Multi-scale dehazing network via high-frequency feature fusion

Abstract

Numerous learning-based methods have achieved significant improvements in haze removal. However, the dehazed results of these methods still suffer from the loss of edge details. To solve this problem, we propose a novel multi-scale dehazing network via high-frequency feature fusion (HFMDN). HFMDN is an end-to-end trainable network, which is mainly composed of four components: a base network (Backbone), a frequency branch network (FBN), a frequency attention module (FAM), and a refine block (RB). The Backbone is a multi-scale feature fusion architecture that can share useful information across different scales. For the training phase, we employ the Laplace Operator to obtain the image’s high-frequency (HF) information, which can specifically represent the details of the image (e.g., edges, textures).

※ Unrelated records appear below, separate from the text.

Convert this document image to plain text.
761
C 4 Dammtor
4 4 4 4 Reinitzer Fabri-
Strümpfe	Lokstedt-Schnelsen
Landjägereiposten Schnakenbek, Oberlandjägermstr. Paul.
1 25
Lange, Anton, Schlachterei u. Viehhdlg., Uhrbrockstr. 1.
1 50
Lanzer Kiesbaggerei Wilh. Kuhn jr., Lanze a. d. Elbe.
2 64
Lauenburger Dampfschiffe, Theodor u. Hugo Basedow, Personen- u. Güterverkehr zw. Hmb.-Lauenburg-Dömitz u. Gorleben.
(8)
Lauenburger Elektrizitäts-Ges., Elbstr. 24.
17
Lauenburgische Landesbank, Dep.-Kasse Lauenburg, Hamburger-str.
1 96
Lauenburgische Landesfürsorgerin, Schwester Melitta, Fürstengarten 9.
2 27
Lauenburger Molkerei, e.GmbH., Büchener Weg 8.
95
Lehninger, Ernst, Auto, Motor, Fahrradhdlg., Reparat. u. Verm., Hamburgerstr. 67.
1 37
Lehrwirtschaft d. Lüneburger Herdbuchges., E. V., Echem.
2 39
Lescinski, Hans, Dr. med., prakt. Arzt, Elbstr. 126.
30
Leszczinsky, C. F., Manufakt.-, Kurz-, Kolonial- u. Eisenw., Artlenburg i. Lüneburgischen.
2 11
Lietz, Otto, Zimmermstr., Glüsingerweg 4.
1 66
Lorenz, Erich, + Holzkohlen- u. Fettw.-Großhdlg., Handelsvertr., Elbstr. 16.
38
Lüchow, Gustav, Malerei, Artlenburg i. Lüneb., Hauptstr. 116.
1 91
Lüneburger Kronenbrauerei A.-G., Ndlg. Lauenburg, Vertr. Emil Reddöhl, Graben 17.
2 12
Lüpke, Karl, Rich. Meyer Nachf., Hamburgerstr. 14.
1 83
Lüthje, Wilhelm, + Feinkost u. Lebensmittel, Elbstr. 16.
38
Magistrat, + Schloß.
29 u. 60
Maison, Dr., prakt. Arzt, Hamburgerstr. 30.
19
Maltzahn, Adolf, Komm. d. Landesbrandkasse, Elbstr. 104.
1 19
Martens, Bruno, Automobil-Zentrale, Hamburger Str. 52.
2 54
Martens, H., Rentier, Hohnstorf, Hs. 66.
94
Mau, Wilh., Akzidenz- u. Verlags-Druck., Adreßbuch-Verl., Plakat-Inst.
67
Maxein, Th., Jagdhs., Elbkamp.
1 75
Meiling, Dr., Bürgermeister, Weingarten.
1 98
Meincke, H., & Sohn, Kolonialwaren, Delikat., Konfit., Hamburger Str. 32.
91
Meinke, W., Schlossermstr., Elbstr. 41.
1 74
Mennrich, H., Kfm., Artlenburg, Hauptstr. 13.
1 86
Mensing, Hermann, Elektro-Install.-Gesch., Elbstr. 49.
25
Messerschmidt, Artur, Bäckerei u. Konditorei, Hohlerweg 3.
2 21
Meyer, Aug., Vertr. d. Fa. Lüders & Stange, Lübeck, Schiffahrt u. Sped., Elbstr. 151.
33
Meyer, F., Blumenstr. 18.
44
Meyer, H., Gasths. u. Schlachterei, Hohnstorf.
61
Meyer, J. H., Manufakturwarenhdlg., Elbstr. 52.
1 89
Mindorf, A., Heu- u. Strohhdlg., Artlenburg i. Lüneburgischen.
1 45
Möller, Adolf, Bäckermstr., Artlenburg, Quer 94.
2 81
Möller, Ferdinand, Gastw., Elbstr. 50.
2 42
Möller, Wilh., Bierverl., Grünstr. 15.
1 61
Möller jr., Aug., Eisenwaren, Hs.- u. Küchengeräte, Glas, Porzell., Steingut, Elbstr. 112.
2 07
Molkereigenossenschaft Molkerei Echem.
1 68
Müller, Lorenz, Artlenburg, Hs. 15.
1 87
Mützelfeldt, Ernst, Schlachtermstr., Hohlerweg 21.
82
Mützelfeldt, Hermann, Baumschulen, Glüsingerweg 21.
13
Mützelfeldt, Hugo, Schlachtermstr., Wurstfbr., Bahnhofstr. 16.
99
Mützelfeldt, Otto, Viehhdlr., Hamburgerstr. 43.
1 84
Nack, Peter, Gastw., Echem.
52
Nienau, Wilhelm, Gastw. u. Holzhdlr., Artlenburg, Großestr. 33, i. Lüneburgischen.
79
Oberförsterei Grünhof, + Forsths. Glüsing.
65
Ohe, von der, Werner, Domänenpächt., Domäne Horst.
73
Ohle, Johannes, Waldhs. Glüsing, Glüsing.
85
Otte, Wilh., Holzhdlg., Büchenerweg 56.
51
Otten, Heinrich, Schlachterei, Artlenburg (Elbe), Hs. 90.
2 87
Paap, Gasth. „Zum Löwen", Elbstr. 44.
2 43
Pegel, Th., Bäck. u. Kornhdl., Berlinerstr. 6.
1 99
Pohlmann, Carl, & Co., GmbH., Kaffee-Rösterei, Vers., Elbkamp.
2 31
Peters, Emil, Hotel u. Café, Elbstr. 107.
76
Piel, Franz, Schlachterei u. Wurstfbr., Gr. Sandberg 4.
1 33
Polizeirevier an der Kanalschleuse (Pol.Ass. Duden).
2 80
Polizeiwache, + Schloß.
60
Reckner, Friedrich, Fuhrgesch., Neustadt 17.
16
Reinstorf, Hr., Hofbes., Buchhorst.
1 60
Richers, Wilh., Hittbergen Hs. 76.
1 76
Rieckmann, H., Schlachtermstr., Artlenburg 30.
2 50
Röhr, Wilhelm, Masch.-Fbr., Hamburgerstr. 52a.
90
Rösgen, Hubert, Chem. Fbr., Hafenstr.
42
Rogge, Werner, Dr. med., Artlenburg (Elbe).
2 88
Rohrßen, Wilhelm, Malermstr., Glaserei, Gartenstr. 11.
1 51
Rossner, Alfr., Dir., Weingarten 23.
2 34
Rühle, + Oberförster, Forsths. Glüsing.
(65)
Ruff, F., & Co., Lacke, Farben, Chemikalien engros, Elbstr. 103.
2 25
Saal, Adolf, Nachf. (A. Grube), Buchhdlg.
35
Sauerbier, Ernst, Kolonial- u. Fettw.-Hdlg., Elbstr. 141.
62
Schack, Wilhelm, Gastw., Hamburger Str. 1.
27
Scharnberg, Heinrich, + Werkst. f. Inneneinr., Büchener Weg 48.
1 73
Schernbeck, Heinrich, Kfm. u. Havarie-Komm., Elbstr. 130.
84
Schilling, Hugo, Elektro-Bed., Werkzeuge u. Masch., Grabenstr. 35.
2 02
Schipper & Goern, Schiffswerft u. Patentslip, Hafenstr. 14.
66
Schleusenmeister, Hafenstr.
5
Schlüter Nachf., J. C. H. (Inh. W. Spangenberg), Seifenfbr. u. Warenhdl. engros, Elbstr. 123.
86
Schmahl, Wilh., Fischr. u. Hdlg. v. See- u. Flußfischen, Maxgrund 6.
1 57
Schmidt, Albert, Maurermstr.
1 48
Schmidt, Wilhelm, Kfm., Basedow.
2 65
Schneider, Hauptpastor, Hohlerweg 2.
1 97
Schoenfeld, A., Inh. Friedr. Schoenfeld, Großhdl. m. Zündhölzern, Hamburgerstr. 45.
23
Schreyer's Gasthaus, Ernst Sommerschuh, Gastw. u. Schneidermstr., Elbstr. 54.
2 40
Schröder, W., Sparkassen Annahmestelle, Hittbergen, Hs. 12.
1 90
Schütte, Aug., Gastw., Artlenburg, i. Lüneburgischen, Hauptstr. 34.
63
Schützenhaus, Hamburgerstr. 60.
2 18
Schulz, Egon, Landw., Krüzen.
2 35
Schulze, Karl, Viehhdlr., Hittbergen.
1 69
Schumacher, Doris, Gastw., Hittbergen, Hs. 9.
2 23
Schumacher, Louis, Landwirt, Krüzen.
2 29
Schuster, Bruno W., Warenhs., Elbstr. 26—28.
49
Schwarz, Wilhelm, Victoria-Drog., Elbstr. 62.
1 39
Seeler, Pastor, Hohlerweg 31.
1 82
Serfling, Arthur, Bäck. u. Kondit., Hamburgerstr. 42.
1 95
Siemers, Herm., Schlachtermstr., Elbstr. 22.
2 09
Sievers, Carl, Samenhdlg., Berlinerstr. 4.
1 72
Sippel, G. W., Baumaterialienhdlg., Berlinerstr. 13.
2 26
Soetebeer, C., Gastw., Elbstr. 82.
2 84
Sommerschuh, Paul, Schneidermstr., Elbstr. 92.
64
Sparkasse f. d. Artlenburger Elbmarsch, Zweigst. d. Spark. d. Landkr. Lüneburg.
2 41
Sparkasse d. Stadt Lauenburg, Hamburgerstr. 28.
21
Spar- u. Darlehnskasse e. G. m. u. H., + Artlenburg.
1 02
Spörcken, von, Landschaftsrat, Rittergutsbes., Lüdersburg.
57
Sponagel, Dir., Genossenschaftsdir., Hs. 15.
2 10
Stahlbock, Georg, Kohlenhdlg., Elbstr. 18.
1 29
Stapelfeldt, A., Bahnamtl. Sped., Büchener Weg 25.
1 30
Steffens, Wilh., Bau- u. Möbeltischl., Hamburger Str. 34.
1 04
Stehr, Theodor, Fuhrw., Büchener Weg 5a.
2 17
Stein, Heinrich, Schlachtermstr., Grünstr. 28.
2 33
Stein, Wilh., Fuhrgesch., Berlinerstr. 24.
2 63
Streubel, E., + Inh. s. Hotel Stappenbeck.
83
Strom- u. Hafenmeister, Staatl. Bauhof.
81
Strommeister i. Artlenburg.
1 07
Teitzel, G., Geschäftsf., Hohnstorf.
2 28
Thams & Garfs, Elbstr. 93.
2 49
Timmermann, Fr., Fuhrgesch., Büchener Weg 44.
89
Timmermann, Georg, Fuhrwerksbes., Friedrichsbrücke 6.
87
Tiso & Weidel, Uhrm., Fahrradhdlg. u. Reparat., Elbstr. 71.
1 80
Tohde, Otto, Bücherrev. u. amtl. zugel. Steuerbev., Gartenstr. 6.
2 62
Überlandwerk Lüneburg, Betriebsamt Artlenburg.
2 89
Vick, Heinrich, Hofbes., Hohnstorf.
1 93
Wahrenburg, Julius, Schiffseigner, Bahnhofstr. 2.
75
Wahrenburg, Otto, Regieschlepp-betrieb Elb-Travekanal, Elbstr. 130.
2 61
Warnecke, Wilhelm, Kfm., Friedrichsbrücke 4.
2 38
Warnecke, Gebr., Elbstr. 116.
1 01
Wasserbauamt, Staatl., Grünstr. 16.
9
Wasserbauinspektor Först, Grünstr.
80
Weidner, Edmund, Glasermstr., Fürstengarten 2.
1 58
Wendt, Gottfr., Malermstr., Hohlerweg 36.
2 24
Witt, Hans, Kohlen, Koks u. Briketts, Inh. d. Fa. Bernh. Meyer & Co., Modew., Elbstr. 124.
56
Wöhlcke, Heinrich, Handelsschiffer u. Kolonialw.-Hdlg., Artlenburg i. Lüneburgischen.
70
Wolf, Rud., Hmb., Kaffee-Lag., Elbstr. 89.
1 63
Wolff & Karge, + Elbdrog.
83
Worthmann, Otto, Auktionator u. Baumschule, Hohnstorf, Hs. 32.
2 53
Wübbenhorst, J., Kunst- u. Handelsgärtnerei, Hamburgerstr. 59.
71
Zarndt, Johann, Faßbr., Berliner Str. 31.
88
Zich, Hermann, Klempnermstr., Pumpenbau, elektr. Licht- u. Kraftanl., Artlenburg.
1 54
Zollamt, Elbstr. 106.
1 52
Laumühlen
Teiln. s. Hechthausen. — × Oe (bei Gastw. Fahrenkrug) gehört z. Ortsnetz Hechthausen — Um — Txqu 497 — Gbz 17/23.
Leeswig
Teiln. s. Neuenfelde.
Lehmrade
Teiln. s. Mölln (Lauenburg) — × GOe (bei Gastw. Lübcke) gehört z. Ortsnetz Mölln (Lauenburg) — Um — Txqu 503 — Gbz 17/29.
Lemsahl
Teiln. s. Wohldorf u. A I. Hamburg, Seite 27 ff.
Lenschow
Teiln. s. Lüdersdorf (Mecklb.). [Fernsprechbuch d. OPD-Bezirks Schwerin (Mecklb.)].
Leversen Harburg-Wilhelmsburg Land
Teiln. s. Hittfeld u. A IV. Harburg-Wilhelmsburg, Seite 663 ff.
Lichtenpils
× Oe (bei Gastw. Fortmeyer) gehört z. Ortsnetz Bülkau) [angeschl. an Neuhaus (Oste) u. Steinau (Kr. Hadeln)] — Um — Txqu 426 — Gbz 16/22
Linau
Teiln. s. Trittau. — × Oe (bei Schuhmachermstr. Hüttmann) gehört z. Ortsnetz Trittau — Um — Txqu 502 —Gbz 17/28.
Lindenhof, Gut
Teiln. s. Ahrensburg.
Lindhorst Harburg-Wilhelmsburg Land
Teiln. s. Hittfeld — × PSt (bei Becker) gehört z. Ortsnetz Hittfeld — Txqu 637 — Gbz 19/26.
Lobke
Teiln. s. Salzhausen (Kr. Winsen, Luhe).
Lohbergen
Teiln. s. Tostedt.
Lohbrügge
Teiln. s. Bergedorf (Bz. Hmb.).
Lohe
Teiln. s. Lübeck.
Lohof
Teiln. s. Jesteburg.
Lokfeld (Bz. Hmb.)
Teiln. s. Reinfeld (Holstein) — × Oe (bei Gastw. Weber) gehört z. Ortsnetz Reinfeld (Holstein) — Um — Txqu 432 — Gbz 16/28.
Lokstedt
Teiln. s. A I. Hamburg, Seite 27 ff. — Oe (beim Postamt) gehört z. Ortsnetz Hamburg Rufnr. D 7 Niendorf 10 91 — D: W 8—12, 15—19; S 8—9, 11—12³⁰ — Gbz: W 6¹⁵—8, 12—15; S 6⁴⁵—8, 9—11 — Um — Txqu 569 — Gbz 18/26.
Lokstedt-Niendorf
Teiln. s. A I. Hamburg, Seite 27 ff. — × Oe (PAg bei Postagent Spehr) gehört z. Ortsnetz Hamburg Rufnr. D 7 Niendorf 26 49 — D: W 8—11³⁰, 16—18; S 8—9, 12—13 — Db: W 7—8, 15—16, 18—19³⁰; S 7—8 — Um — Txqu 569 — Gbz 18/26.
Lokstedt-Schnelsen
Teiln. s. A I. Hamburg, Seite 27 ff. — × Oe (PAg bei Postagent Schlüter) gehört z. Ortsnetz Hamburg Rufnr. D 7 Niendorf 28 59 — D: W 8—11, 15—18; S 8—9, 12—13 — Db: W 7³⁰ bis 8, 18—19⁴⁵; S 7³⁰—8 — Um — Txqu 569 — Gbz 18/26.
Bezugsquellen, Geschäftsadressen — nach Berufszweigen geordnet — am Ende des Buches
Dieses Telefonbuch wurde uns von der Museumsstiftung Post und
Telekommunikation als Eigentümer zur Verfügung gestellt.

The FBN takes the HF derived from the original image as an additional prior and utilizes L1 norm loss to constrain the output of FBN to predict the HF of the haze-free image. We further design a frequency attention module (FAM), which automatically learns the weights map of the frequency features to enhance image recovery ability. Furthermore, a refine block (RB) is proposed to extract the features map by fusing the outputs of FBN and Backbone to produce the final haze-free image. The quantitative comparison of the ablation study shows that high-frequency information significantly improves dehazing performance. Extensive experiments also demonstrate that our proposed methods can generate more natural and realistic haze-free images, especially in the contours and details of hazy images. HFMDN performs favorably against the CNN-based state-of-the-art dehazing methods in terms of PSNR, SSIM, and visual effect.